Does it help anyone to say that tax has been ‘avoided’?
I don’t think, with respect Laurence, that that quite does justice to my post. It’s the two step – the use of the nil rate band and its topping up of money from father’s estate – that moves it from pro purposive to something more tendentious, imo.
The counterfactual is one step – direct gift from Ian to David in a will.
Take one of my examples – transfer of an asset between spouses prior to sale. That takes a counterfactual of one step (sale by spouse A) into two (transfer and sale).
Is that wrong using your analysis?
On that counterfactual there has been tax avoidance. And that’s my point.
I understand – but what’s the point of your point?
Is it that this sort of thing is reprehensible (and so would be the transfer of assets pre-sale)?
Is it that even these relatively straightforward planning steps are ‘avoidance’ and we should be careful when we use ‘avoidance’?
Or something else?
That’s my next blog post!
So, in your view, would it still have been “avoidance” if the entire estate had been left to Mrs Cameron, and then at some later point she had taken the independent decision to make some lifetime gifts? (That is, still two steps, but not the two naughty steps you identify, as the nil rate band was not claimed.)
How long does Mrs Cameron have to wait before deciding that she has enough assets for her own foreseeable needs, and can safely pass some of them on to her children or remoter heirs?
Assuming that Mrs Cameron did give £500,000 to each of the other children in 2010, do those gifts also involve tax avoidance, in your view? (The counterfactual would be a direct payment from Ian Cameron’s estate.)

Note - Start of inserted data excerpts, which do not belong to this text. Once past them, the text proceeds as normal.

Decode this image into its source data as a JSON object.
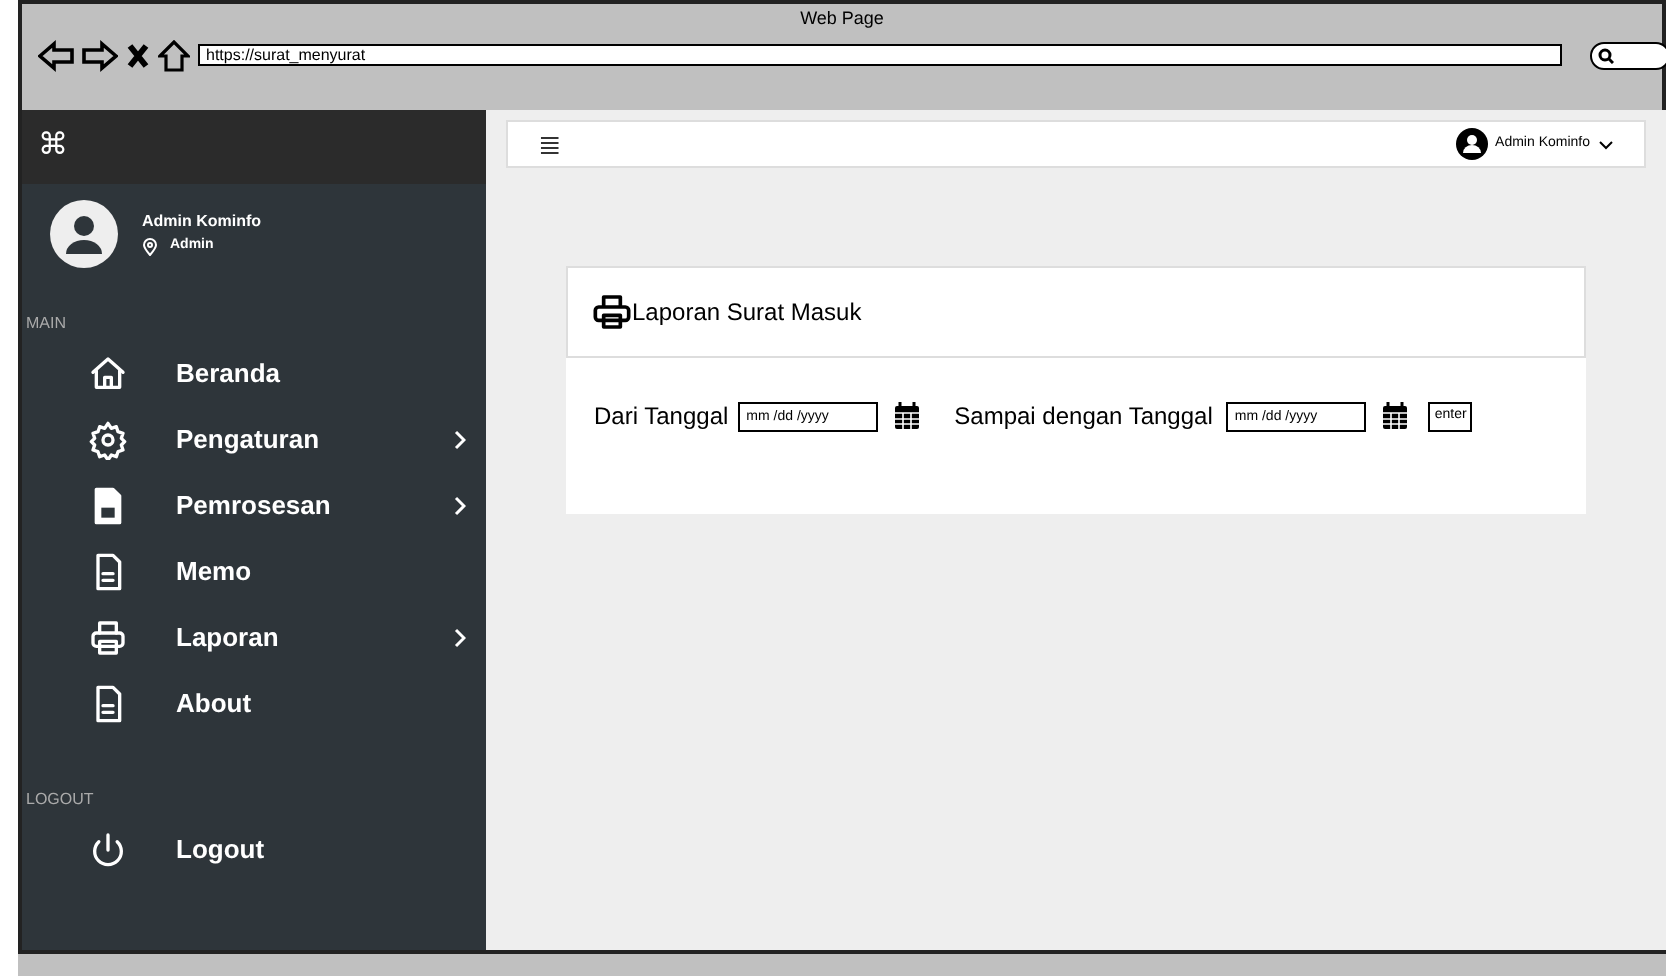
{
  "browser": {
    "title": "Web Page",
    "url": "https://surat_menyurat"
  },
  "sidebar": {
    "logo": "⌘",
    "user": {
      "name": "Admin Kominfo",
      "role": "Admin"
    },
    "sections": [
      {
        "heading": "MAIN",
        "items": [
          {
            "label": "Beranda",
            "has_submenu": false
          },
          {
            "label": "Pengaturan",
            "has_submenu": true
          },
          {
            "label": "Pemrosesan",
            "has_submenu": true
          },
          {
            "label": "Memo",
            "has_submenu": false
          },
          {
            "label": "Laporan",
            "has_submenu": true
          },
          {
            "label": "About",
            "has_submenu": false
          }
        ]
      },
      {
        "heading": "LOGOUT",
        "items": [
          {
            "label": "Logout",
            "has_submenu": false
          }
        ]
      }
    ]
  },
  "topbar": {
    "menu_icon": "≣",
    "user": "Admin Kominfo"
  },
  "card": {
    "title": "Laporan Surat Masuk",
    "from_label": "Dari Tanggal",
    "from_placeholder": "mm /dd /yyyy",
    "to_label": "Sampai dengan Tanggal",
    "to_placeholder": "mm /dd /yyyy",
    "button": "enter"
  }
}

It seems to me that we have the use of three inheritance tax reliefs in a pro-purposive manner here – the nil rate band is intended to free part of the estate from inheritance tax; gifts to the spouse are exempt from tax so the spouse retains the marital estate, which will fall into tax anyway on the spouse’s death (and these days the unused nil rate band will be transferred across too); and PETs are intended to encourage earlier gifts down the generations so capital can be put to better use?
What is the remedy? Abolish the nil rate band? Tax gifts to the spouse? Abolish PETs? Or, on general anti-avoidance principles, treating gifts by the spouse as having been made out of the deceased’s estate?
Incidentally, the fuss here is reheated from reports in the newspapers in 2010 when probate was granted – for example, a story in the Mirror on 31 December 2010, entitled “Cam’s big tax break … Millionaire spared paying duty on £300,000 bequest”.
(As I understand it from that report, Alex Cameron bought the family house in Berkshire for £2.5m in 2006, so that deals with the possibility of a lifetime gift, but then the total estate in the UK was just £2.7m four years later … one pruriently wonders what the non-UK assets might have been, but that is a private matter, and it seems they were all left to the spouse anyway.)